A rede pública de saúde de São Paulo deu um passo importante na direção da sustentabilidade. A Secretaria de Estado da Saúde (SES-SP) acaba de obter a certificação internacional de construção sustentável AQUA-HQE para cinco hospitais públicos estaduais. O selo atesta a adoção de práticas sustentáveis e de alta qualidade ambiental nas unidades hospitalares, colocando a infraestrutura de saúde paulista em patamar internacional.
Conquistaram o reconhecimento o Hospital Estadual Três Colinas, em Franca, que está em fase final de contratação de profissionais e aquisição de equipamentos para inauguração; e o Hospital Regional Circuito da Fé, em Cruzeiro, inaugurado em fevereiro deste ano. As duas unidades se juntam a um movimento que começou em 2013, quando a SES-SP iniciou o processo de certificação de suas obras.
Já haviam recebido o selo anteriormente as obras do Instituto Emílio Ribas (referente à fase 1 do retrofit), o Hospital Regional de Registro e o Hospital Regional do Litoral Norte – este último contemplando as três etapas da certificação: pré-projeto, projeto e obra.
Segundo Maria Cristina Gomes Jotten, diretora do Grupo Técnico de Edificações da SES, "a aderência dos nossos projetos à certificação AQUA-HQE trouxe, além dos benefícios diretos como eficiência energética, racionalização do uso da água, qualidade do ar, gestão de resíduos e humanização dos ambientes, entre outros aspectos dentre os 13 itens avaliados pelo programa, a elevação do padrão de qualidade dos nossos hospitais, por meio da auditoria que ocorre ao longo de todo processo, desde a etapa de desenvolvimento dos projetos até o término execução das obras".
Além dessas cinco unidades já certificadas, o selo está sendo aplicado em dois novos hospitais que estão em fase de obras: o Hospital Regional do Alto Paranapanema, em Itapetininga, e o Hospital Regional Alto Noroeste, em Birigui. Isso demonstra que a política de sustentabilidade na construção de hospitais públicos em São Paulo está se consolidando como padrão.

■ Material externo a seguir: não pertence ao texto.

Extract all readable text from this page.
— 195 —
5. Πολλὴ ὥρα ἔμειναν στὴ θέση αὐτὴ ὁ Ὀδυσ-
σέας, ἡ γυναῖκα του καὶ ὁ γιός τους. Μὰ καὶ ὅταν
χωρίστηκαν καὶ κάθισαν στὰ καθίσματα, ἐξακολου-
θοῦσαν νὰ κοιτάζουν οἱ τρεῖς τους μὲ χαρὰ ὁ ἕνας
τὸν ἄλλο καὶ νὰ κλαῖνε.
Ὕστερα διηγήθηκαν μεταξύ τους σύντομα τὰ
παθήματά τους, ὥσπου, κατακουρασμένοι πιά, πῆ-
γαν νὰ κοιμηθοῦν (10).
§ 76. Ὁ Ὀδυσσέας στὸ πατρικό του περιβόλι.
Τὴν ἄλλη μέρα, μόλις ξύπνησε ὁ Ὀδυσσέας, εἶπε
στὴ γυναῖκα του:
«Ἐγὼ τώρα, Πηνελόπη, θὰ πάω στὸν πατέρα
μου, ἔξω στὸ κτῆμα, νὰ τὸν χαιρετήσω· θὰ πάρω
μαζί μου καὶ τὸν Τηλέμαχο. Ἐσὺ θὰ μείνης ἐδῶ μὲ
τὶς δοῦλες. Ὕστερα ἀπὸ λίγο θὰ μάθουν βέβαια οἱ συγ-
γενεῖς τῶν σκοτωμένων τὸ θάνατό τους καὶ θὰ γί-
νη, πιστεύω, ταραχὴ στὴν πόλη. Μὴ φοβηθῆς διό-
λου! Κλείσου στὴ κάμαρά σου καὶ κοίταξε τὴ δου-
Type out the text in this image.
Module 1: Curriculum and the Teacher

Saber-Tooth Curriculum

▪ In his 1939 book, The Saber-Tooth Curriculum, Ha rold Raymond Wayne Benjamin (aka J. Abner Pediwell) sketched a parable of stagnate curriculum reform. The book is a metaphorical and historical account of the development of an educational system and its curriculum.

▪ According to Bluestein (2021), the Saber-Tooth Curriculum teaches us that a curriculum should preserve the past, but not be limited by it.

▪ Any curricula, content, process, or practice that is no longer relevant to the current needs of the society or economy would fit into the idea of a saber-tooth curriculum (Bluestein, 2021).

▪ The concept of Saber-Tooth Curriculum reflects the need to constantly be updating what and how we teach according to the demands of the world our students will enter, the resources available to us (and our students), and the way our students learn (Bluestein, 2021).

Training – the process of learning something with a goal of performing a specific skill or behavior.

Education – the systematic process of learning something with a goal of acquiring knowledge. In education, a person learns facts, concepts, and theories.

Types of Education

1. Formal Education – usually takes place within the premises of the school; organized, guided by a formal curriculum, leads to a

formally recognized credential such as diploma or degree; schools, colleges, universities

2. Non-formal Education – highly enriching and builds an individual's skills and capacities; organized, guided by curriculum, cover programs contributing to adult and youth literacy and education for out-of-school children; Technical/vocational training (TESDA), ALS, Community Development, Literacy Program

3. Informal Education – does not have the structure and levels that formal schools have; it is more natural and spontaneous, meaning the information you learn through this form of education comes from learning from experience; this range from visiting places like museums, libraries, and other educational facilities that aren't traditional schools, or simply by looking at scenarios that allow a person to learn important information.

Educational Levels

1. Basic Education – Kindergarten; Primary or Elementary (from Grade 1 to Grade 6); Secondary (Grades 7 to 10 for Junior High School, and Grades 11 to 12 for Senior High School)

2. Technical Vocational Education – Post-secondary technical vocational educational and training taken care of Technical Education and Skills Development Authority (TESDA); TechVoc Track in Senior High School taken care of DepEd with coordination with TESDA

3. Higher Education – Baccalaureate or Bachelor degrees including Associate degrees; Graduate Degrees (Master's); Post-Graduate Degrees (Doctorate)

A certificação AQUA-HQE é um referencial internacional de construção sustentável, derivado da francesa HQE e aplicado no Brasil pela Fundação Vanzolini. Os critérios foram adaptados à realidade nacional em parceria com a Universidade de São Paulo (USP), considerando aspectos climáticos, culturais e normativos brasileiros. O modelo adota uma abordagem ampla, que abrange qualidade de vida, respeito ao meio ambiente, desempenho econômico, gestão e governança em todas as etapas do empreendimento.
Alinhado aos Objetivos de Desenvolvimento Sustentável (ODS) da Organização das Nações Unidas (ONU), o reconhecimento estimula construções mais eficientes, responsáveis e sustentáveis. Na prática, isso significa que os hospitais certificados consomem menos água e energia, geram menos resíduos e oferecem ambientes mais saudáveis para pacientes, acompanhantes e profissionais de saúde.
A conquista reforça o compromisso com a sustentabilidade na rede pública de saúde, resultando em unidades mais eficientes no uso de recursos naturais, com menor impacto ambiental e melhores condições de funcionamento. Para os pacientes, isso se traduz em ambientes mais adequados para tratamento e recuperação, com melhor qualidade do ar, iluminação natural e conforto térmico.
A certificação também contribui para a melhoria da gestão hospitalar e para a valorização das unidades, assegurando uma relação mais transparente com a sociedade e ampliando a qualidade dos serviços prestados à população paulista. Em um momento em que a sustentabilidade se tornou imperativo global, a iniciativa da SES-SP mostra que é possível conciliar excelência em saúde com responsabilidade ambiental, criando hospitais que cuidam tanto das pessoas quanto do planeta.